Comment protéger votre organisation contre le harcèlement
Les mesures techniques sont utiles : désactiver l'exécution automatique des clés USB, bloquer les sources de téléchargement non fiables, filtrer le contenu Web... mais elles ne résolvent qu'une partie du problème. Le cœur du problème réside dans une décision humaine : prendre l'objet, cliquer dessus, le brancher. La seule protection fiable contre cette décision, c'est un employé qui prend le temps de réfléchir avant d'agir.
Cette pause est un réflexe acquis. Une formation à la sensibilisation à la sécurité abordant des scénarios de leurres permet aux employés d'acquérir les repères nécessaires pour reconnaître un leurre, qu'il soit en ligne ou physique, et de le remettre en question plutôt que d'agir sous le coup de l'impulsion. Habitudes clés à adopter :
- Ne branchez jamais un périphérique USB inconnu, peu importe où vous l'avez trouvé ou ce qui y est inscrit. Remettez-le au service informatique.
- Méfiez-vous des offres en ligne qui semblent « trop belles pour être vraies ». Les logiciels gratuits, les notifications de gains inattendus et les téléchargements exclusifs sont des signaux d'alerte fiables.

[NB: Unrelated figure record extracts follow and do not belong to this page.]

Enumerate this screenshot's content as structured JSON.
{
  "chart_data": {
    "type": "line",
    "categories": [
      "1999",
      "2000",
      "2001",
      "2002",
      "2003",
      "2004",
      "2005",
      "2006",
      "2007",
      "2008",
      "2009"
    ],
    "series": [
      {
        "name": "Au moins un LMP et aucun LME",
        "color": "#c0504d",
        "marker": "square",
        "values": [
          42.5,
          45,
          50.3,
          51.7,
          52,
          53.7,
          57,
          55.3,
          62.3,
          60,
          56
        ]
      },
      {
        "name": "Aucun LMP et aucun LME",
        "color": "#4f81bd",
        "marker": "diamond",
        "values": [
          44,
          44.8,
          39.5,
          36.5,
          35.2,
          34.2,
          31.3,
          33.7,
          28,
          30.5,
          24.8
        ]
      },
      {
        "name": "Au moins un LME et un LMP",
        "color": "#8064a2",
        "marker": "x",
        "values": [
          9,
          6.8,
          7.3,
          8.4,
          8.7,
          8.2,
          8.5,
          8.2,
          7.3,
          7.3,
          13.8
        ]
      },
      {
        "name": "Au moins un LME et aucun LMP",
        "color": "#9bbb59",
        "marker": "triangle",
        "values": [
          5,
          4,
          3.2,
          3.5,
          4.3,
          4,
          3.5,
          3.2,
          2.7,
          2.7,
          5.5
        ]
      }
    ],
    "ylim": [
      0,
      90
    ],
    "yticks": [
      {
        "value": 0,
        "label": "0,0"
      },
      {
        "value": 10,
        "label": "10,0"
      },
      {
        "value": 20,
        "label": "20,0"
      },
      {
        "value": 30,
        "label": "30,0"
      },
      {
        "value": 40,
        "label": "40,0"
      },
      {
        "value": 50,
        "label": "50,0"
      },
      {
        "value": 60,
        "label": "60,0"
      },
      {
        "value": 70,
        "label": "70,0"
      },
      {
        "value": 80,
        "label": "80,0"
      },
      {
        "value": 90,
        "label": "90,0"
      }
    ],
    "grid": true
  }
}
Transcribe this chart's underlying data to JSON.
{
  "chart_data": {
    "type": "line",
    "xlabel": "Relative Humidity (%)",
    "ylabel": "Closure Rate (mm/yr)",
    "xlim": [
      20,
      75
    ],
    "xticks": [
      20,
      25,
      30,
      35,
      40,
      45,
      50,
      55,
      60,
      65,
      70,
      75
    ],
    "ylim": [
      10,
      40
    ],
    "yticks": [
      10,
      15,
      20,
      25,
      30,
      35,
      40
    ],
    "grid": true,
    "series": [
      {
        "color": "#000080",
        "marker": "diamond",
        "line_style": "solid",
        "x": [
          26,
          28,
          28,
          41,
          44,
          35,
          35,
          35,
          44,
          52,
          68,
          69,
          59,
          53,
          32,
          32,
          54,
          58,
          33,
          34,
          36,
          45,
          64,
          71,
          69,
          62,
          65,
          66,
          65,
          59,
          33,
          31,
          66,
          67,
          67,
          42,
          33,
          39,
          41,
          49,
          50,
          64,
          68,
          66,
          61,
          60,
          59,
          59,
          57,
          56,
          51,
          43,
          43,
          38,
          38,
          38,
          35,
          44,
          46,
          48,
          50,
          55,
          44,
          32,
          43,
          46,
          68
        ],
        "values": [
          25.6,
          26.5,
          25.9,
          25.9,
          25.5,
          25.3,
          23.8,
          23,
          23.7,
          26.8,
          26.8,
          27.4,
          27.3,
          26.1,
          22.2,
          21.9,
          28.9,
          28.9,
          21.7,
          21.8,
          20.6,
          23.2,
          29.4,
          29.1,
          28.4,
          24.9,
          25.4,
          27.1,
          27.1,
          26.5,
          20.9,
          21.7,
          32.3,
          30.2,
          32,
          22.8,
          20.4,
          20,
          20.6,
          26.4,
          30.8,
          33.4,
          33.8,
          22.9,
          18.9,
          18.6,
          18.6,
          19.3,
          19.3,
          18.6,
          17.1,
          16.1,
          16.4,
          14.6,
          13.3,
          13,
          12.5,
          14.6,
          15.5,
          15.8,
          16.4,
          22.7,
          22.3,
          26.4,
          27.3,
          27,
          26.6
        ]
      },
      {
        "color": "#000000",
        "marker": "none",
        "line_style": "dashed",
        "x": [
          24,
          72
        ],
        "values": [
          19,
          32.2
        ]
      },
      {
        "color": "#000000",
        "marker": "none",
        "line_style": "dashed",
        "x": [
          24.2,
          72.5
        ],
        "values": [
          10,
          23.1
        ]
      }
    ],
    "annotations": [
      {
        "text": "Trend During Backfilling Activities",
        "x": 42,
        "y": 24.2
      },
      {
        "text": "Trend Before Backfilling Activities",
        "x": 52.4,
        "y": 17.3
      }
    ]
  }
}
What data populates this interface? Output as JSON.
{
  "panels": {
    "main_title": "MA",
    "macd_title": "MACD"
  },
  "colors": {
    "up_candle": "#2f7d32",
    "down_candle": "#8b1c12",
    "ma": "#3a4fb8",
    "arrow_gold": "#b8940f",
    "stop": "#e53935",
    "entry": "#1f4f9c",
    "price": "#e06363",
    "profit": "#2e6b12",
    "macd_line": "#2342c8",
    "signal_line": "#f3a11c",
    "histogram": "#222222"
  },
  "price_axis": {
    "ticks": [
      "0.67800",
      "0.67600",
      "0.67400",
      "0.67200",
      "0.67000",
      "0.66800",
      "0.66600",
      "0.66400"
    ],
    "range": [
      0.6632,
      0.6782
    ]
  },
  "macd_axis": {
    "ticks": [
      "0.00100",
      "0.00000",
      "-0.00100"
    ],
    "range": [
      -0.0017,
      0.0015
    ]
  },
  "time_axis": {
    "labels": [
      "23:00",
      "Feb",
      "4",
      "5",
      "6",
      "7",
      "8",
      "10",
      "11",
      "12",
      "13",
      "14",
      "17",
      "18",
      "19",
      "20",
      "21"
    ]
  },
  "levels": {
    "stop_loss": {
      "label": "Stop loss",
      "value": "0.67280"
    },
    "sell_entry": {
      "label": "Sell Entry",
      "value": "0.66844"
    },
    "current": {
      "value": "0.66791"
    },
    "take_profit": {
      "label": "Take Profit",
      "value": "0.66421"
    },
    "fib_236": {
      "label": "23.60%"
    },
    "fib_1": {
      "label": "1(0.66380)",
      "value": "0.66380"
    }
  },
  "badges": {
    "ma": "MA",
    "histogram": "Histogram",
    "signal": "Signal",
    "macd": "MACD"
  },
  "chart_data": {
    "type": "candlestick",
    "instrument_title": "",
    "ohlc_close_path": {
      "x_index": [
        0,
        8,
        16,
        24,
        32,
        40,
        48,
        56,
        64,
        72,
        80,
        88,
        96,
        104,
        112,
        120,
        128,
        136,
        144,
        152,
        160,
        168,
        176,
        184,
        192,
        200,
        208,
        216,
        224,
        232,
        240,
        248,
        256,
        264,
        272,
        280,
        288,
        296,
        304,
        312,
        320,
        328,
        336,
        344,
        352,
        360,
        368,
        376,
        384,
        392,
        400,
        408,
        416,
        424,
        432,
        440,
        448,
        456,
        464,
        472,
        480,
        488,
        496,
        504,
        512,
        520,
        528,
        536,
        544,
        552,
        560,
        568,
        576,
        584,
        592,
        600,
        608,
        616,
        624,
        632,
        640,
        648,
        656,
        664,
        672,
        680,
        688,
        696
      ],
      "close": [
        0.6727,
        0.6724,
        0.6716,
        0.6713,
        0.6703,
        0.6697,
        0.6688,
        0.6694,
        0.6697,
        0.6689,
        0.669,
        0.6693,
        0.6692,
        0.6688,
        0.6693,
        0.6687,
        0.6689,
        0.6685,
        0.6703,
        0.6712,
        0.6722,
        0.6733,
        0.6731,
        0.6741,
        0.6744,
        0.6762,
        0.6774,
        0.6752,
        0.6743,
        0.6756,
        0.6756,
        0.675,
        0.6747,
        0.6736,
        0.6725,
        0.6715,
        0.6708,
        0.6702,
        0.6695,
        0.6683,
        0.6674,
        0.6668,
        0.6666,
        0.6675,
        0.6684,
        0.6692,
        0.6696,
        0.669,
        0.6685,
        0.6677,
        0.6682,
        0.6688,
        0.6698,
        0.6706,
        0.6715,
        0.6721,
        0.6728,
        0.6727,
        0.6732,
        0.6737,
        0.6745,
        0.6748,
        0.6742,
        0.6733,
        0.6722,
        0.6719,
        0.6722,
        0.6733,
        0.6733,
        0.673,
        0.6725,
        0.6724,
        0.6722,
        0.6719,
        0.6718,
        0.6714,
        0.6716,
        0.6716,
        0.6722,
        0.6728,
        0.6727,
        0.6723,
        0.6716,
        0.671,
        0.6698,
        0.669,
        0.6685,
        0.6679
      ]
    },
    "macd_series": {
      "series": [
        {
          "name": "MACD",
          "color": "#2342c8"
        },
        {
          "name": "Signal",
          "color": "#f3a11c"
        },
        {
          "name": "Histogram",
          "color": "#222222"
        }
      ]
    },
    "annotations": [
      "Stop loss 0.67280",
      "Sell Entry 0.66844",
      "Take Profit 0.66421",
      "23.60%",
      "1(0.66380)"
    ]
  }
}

- Vérifiez avant de télécharger. Les employés qui vérifient la provenance d'un téléchargement par rapport à une liste de sources fiables sont nettement moins susceptibles d'installer des logiciels malveillants par le biais d'une technique d'hameçonnage.
- Signalez-le, ne l'ignorez pas. Une clé USB trouvée ou une invite de téléchargement suspecte mérite d'être signalée. En normalisant ce type de signalement, on permet aux équipes de sécurité d'être alertées rapidement.
Le « baiting » tire parti de ce qui rend les gens efficaces dans d'autres contextes : la curiosité, l'ouverture d'esprit et l'esprit d'entraide. La formation à la vigilance ne cherche pas à éliminer ces traits de caractère. Elle apprend aux gens à faire preuve d'un peu plus de scepticisme avant d'agir sous leur influence.
Former les employés à repérer les leurres
Avant que la curiosité ne devienne une faille.